Bahlil mengatakan, dari sisi lingkungan IUP milik empat perusahaan itu juga sebagian masuk ke kawasan UNESCO Global Geopark. Oleh karena itu, pihaknya mencabut IUP empat perusahaan itu.
Sumber gambar, ANTARA FOTO/Dhemas Reviyanto/YU
Perusahaan ini memegang Kontrak Karya (KK) Generasi VII dengan luas wilayah 13.136 hektare di Pulau Gag. Perusahaan telah memasuki tahap Operasi Produksi yang berlaku hingga 30 November 2047. PT Gag Nikel telah memiliki dokumen AMDAL, IPPKH (Izin Pinjam Pakai Kawasan Hutan), dan Penataan Areal Kerja (PAK).
Hingga 2025, total bukaan tambang mencapai 187,87 hektare, dengan 135,45 hektare telah direklamasi. PT Gag Nikel belum melakukan pembuangan air limbah karena masih menunggu penerbitan Sertifikat Laik Operasi (SLO).
PT Anugerah Surya Pratama (ASP)
Perusahaan ini mengantongi IUP Operasi Produksi yang diterbitkan 7 Januari 2024 dan berlaku hingga 7 Januari 2034. Wilayahnya memiliki luas 1.173 hektare di Pulau Manuran. Untuk aspek lingkungan, PT ASP telah memiliki dokumen AMDAL pada 2006 dan UKL-UPL di tahun yang sama dari Bupati Raja Ampat.

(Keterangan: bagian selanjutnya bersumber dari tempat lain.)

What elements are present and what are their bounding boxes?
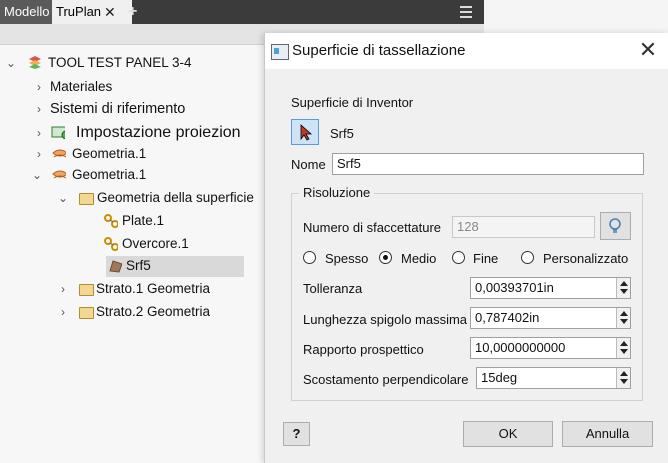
- tree-label: TOOL TEST PANEL 3-4: [48, 55, 192, 70]
- tab-bar: Modello TruPlan ✕ +: [0, 0, 484, 24]
- tree-label: Sistemi di riferimento: [50, 101, 186, 117]
- nome-label: Nome: [291, 157, 326, 172]
- select-surface-button[interactable]: [291, 119, 319, 145]
- assembly-icon: [29, 56, 41, 69]
- hamburger-menu-icon[interactable]: [460, 6, 472, 18]
- spigolo-label: Lunghezza spigolo massima: [303, 312, 468, 327]
- radio-medio-label: Medio: [401, 251, 437, 266]
- spigolo-spinner[interactable]: [616, 308, 630, 328]
- tree-label: Overcore.1: [122, 236, 189, 251]
- chevron-down-icon[interactable]: ⌄: [30, 164, 44, 186]
- projection-icon: [51, 126, 65, 139]
- scostamento-label: Scostamento perpendicolare: [303, 372, 469, 387]
- tolleranza-spinner[interactable]: [616, 278, 630, 298]
- rapporto-spinner[interactable]: [616, 338, 630, 358]
- chevron-right-icon[interactable]: ›: [56, 278, 70, 300]
- folder-icon: [79, 307, 94, 319]
- spigolo-value: 0,787402in: [475, 310, 540, 325]
- tree-label: Strato.2 Geometria: [96, 304, 211, 319]
- chevron-right-icon[interactable]: ›: [32, 76, 46, 98]
- rapporto-label: Rapporto prospettico: [303, 342, 424, 357]
- tree-label: Impostazione proiezion: [76, 124, 241, 141]
- folder-icon: [79, 193, 94, 205]
- help-button[interactable]: ?: [283, 422, 310, 446]
- risoluzione-label: Risoluzione: [299, 185, 375, 200]
- radio-spesso[interactable]: [303, 251, 316, 264]
- browser-tree: ⌄ TOOL TEST PANEL 3-4 › Materiales › Sis…: [0, 45, 264, 463]
- link-icon: [104, 237, 118, 251]
- tolleranza-input[interactable]: 0,00393701in: [470, 277, 631, 299]
- surface-patch-icon: [109, 260, 122, 273]
- help-icon: ?: [292, 426, 301, 441]
- inventor-surface-label: Superficie di Inventor: [291, 95, 414, 110]
- scostamento-value: 15deg: [481, 370, 518, 385]
- sfaccettature-input: 128: [452, 216, 595, 238]
- dialog-app-icon: [271, 44, 289, 60]
- tolleranza-label: Tolleranza: [303, 281, 363, 296]
- sfaccettature-label: Numero di sfaccettature: [303, 220, 442, 235]
- tree-label: Geometria.1: [72, 167, 147, 182]
- tolleranza-value: 0,00393701in: [475, 280, 554, 295]
- folder-icon: [79, 284, 94, 296]
- tree-label: Plate.1: [122, 213, 165, 228]
- radio-personalizzato-label: Personalizzato: [543, 251, 629, 266]
- tree-label: Srf5: [126, 258, 151, 273]
- scostamento-input[interactable]: 15deg: [476, 367, 631, 389]
- tessellation-dialog: Superficie di tassellazione ✕ Superficie…: [264, 33, 668, 463]
- dialog-title-bar[interactable]: Superficie di tassellazione ✕: [265, 33, 668, 69]
- cursor-arrow-icon: [300, 124, 313, 141]
- selected-surface-name: Srf5: [330, 126, 354, 141]
- chevron-down-icon[interactable]: ⌄: [56, 187, 70, 209]
- radio-personalizzato[interactable]: [521, 251, 534, 264]
- hint-button[interactable]: [600, 212, 631, 240]
- radio-spesso-label: Spesso: [325, 251, 369, 266]
- tree-label: Geometria della superficie: [97, 190, 254, 205]
- close-icon[interactable]: ✕: [633, 35, 663, 65]
- dialog-title: Superficie di tassellazione: [292, 42, 466, 59]
- chevron-right-icon[interactable]: ›: [56, 301, 70, 323]
- rapporto-input[interactable]: 10,0000000000: [470, 337, 631, 359]
- chevron-right-icon[interactable]: ›: [32, 143, 46, 165]
- tab-modello[interactable]: Modello: [0, 0, 54, 24]
- rapporto-value: 10,0000000000: [475, 340, 566, 355]
- nome-input[interactable]: Srf5: [332, 153, 644, 175]
- lightbulb-icon: [609, 218, 621, 233]
- scostamento-spinner[interactable]: [616, 368, 630, 388]
- link-icon: [104, 214, 118, 228]
- chevron-right-icon[interactable]: ›: [32, 98, 46, 120]
- ok-button[interactable]: OK: [463, 421, 553, 447]
- spigolo-input[interactable]: 0,787402in: [470, 307, 631, 329]
- tab-close-icon[interactable]: ✕: [104, 0, 116, 24]
- chevron-down-icon[interactable]: ⌄: [4, 52, 18, 74]
- tab-truplan[interactable]: TruPlan: [52, 0, 132, 24]
- surface-icon: [52, 149, 66, 158]
- radio-fine-label: Fine: [473, 251, 499, 266]
- annulla-button[interactable]: Annulla: [562, 421, 653, 447]
- chevron-right-icon[interactable]: ›: [32, 122, 46, 144]
- radio-medio[interactable]: [379, 251, 392, 264]
- add-tab-icon[interactable]: +: [128, 0, 137, 24]
- tree-label: Geometria.1: [72, 146, 147, 161]
- surface-icon: [52, 170, 66, 179]
- tree-label: Strato.1 Geometria: [96, 281, 211, 296]
- radio-fine[interactable]: [452, 251, 465, 264]
- tree-label: Materiales: [50, 79, 113, 94]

PT Mulia Raymond Perkasa (MRP)
Perusahaan ini memegang IUP dari SK Bupati Raja Ampat pada 2013 yang berlaku hingga 26 Februari 2033 dan mencakup wilayah 2.193 hektare di Pulau Batang Pele. Kegiatan masih dalam tahap eksplorasi (pengeboran) dan belum memiliki dokumen lingkungan maupun persetujuan lingkungan.
PT Kawei Sejahtera Mining (KSM)
PT KSM memiliki IUP dari SK Bupati Raja Ampat pada 2013, yang berlaku hingga 2033 dengan wilayah seluas 5.922 Ha. Untuk penggunaan kawasan, perusahaan tersebut memegang IPPKH berdasarkan Keputusan Menteri LHK pada 2022. Kegiatan produksi dilakukan sejak 2023, namun saat ini tidak terdapat aktivitas produksi yang berlangsung.
PT ini memegang IUP berdasarkan SK Bupati Raja Ampat hingga 2033 dengan wilayah seluas 3.000 hektar di Pulau Waegeo. Perusahaan telah memiliki persetujuan lingkungan dari Pemkab Raja Ampat sejak 2013. Hingga kini perusahaan belum berproduksi.